The constructs are defined as follows:

  • The Description Definition Language (DDL) is the language specified in MPEG-7 for defining the syntax of Description Schemes and Descriptors. The DDL is based on the XML Schema Language.

  • Description Schemes (DS) are description tools defined using DDL that describe entities or relationships pertaining to multimedia content. Description Schemes specify the structure and semantics of their components, which may be Description Schemes, Descriptors, or datatypes. Examples of Description Schemes include: MovingRegion DS, CreationInformation DS, and Object DS.

  • Descriptors (D) are description tools defined using DDL that describe features, attributes, or groups of attributes of multimedia content.

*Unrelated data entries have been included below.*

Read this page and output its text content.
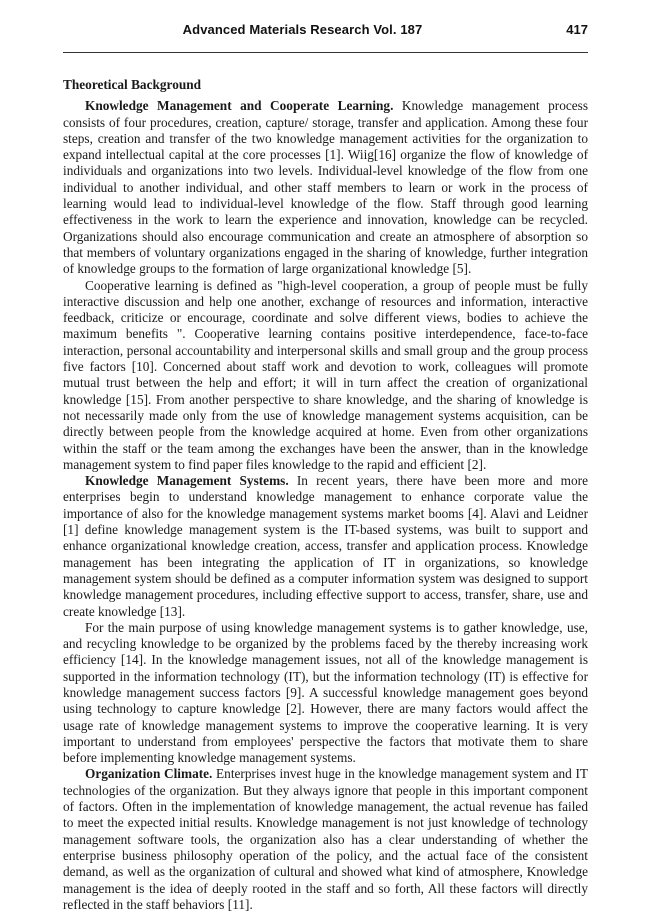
Advanced Materials Research Vol. 187	417
Theoretical Background

Knowledge Management and Cooperate Learning. Knowledge management process consists of four procedures, creation, capture/ storage, transfer and application. Among these four steps, creation and transfer of the two knowledge management activities for the organization to expand intellectual capital at the core processes [1]. Wiig[16] organize the flow of knowledge of individuals and organizations into two levels. Individual-level knowledge of the flow from one individual to another individual, and other staff members to learn or work in the process of learning would lead to individual-level knowledge of the flow. Staff through good learning effectiveness in the work to learn the experience and innovation, knowledge can be recycled. Organizations should also encourage communication and create an atmosphere of absorption so that members of voluntary organizations engaged in the sharing of knowledge, further integration of knowledge groups to the formation of large organizational knowledge [5].

Cooperative learning is defined as "high-level cooperation, a group of people must be fully interactive discussion and help one another, exchange of resources and information, interactive feedback, criticize or encourage, coordinate and solve different views, bodies to achieve the maximum benefits ". Cooperative learning contains positive interdependence, face-to-face interaction, personal accountability and interpersonal skills and small group and the group process five factors [10]. Concerned about staff work and devotion to work, colleagues will promote mutual trust between the help and effort; it will in turn affect the creation of organizational knowledge [15]. From another perspective to share knowledge, and the sharing of knowledge is not necessarily made only from the use of knowledge management systems acquisition, can be directly between people from the knowledge acquired at home. Even from other organizations within the staff or the team among the exchanges have been the answer, than in the knowledge management system to find paper files knowledge to the rapid and efficient [2].

Knowledge Management Systems. In recent years, there have been more and more enterprises begin to understand knowledge management to enhance corporate value the importance of also for the knowledge management systems market booms [4]. Alavi and Leidner [1] define knowledge management system is the IT-based systems, was built to support and enhance organizational knowledge creation, access, transfer and application process. Knowledge management has been integrating the application of IT in organizations, so knowledge management system should be defined as a computer information system was designed to support knowledge management procedures, including effective support to access, transfer, share, use and create knowledge [13].

For the main purpose of using knowledge management systems is to gather knowledge, use, and recycling knowledge to be organized by the problems faced by the thereby increasing work efficiency [14]. In the knowledge management issues, not all of the knowledge management is supported in the information technology (IT), but the information technology (IT) is effective for knowledge management success factors [9]. A successful knowledge management goes beyond using technology to capture knowledge [2]. However, there are many factors would affect the usage rate of knowledge management systems to improve the cooperative learning. It is very important to understand from employees' perspective the factors that motivate them to share before implementing knowledge management systems.

Organization Climate. Enterprises invest huge in the knowledge management system and IT technologies of the organization. But they always ignore that people in this important component of factors. Often in the implementation of knowledge management, the actual revenue has failed to meet the expected initial results. Knowledge management is not just knowledge of technology management software tools, the organization also has a clear understanding of whether the enterprise business philosophy operation of the policy, and the actual face of the consistent demand, as well as the organization of cultural and showed what kind of atmosphere, Knowledge management is the idea of deeply rooted in the staff and so forth, All these factors will directly reflected in the staff behaviors [11].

Example Descriptors include: ScalableColor D, SpatioTemporalLocator D, and AudioSpectrumFlatness D.

  • Features are defined as a distinctive characteristic of multimedia content that signifies something to a human observer, such as the "color" or "texture" of an image. This distinguishes Descriptions from Features as follows: consider color to be a feature of an image, then the ScalableColor D can be used to describe the color feature.

  • Data (Essence, Multimedia Data) is defined as a representation of multimedia in a formalized manner suitable for communication, interpretation, or processing by automatic means. For example, the data can correspond to an image or video.

The MPEG-7 standard specifies the Description Definition Language (DDL) and the set of Description Schemes (DS) and Descriptors that comprise the MPEG-7 schema. However, MPEG-7 is also extensible in that the DDL can be used to define new DSs and Descriptors and extend the MPEG-7 standard DSs and Descriptors. The MPEG-7 schema is defined in such a way that would allow a customer Descriptor to be used together with the standardized MPEG-7 DSs and Descriptors, for example, to include a medical image texture Descriptor within an MPEG-7 image description.

1.1.2. Outline

In this chapter, we examine the application of MPEG-7 for video indexing and retrieval. The chapter is organized as follows: in Section 2, we introduce the MPEG-7 standard and give examples of the description tools and review the elements of the MPEG-7 standard including description tools and classification schemes. In Section 3, we identify MPEG-7 description tools for video indexing and retrieval and give example descriptions. In Section 4, we discuss video searching. Finally, in Section 5, we examine future directions and make conclusions.